The village consists of two parts: lower Susak – by the ferry harbor and upper Susak, the original settlement around the church on the hill.


A lot of steps!


Sv. Nikola (1770)

Both have traditional elements and some lovely classic architecture often found on our coast.



Unfortunately, most of the houses are long abandoned…



It is often considered that “Pusti me proć” in Split is the narrowest street in Croatia. But it is not…


The upper village is filled with wonderful details. Quite charming.
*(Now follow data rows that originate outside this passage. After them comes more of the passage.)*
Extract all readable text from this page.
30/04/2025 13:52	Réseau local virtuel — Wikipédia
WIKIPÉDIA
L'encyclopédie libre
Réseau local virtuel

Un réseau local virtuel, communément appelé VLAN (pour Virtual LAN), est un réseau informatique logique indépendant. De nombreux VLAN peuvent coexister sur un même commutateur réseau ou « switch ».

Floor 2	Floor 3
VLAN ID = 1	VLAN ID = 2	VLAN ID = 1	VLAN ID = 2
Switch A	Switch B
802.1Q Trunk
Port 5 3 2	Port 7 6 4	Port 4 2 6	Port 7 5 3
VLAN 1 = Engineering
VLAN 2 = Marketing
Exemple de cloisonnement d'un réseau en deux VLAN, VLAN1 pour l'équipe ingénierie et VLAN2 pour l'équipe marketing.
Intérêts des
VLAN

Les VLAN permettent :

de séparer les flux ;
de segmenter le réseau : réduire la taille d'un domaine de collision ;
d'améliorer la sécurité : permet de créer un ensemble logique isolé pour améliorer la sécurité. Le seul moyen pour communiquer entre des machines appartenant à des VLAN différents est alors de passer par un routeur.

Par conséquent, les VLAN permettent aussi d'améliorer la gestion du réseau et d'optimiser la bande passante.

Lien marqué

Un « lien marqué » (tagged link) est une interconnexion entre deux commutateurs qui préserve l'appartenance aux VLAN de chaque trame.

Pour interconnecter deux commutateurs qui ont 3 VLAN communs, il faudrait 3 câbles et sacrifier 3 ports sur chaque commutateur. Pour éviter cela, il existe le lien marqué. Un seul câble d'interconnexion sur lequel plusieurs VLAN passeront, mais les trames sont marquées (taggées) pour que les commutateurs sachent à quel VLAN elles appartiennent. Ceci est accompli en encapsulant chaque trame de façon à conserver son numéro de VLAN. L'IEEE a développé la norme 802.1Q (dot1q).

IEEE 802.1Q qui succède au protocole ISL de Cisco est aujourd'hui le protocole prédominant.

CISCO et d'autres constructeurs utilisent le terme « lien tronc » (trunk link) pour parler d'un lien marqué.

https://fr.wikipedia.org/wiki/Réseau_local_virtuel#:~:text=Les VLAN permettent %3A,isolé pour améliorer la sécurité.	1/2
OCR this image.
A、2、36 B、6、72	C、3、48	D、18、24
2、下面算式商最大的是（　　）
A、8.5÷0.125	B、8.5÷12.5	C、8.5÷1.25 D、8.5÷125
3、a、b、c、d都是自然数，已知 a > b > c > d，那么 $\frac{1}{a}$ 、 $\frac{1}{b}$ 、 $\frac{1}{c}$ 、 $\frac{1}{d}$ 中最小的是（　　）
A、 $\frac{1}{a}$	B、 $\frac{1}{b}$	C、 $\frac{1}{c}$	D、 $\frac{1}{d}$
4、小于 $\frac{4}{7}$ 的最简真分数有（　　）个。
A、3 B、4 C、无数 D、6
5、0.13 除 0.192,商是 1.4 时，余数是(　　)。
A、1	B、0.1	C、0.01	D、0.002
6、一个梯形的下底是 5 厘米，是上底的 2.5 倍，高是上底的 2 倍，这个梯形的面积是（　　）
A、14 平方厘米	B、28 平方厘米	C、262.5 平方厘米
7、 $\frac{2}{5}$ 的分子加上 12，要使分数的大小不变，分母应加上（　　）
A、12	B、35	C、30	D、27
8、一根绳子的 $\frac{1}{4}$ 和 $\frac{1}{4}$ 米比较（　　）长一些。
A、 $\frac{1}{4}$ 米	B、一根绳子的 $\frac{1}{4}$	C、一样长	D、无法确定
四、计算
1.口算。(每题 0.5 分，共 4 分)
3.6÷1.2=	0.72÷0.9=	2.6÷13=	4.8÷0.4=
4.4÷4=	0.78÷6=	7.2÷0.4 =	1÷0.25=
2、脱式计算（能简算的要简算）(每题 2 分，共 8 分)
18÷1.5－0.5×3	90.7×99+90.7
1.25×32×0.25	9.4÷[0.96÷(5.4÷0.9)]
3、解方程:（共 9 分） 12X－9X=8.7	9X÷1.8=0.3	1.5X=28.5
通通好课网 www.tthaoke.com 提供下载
Susak had a economic boom in 1930s while most of the islanders were vintners, fishermen and farmers. Production of wine was significant and everything was exported. The problems started with mass emigration after WW II as the islanders were fleeing just formed Yugoslavia. Most of them rowed across to Italy and then made their way to US. Majority settled in Hoboken, New Jersey. Only 188 inhabitants according to the last census…


Closed down wine cellar


There are some lovely views of the bay from the upper village.


The lower village is also quite pretty.




The dominant language on the island is English; New Jersey accent:)
And there are some lovely, typically US details, too!


Susak has a small harbor. Good enough for several smaller boats and yachts.



And, as on all islands, the life thrives around the harbor and especially when the regular connection comes.



Soon, life returns to normal, slow pace.


And we leave beautiful Susak heading north. Hoping to return soon.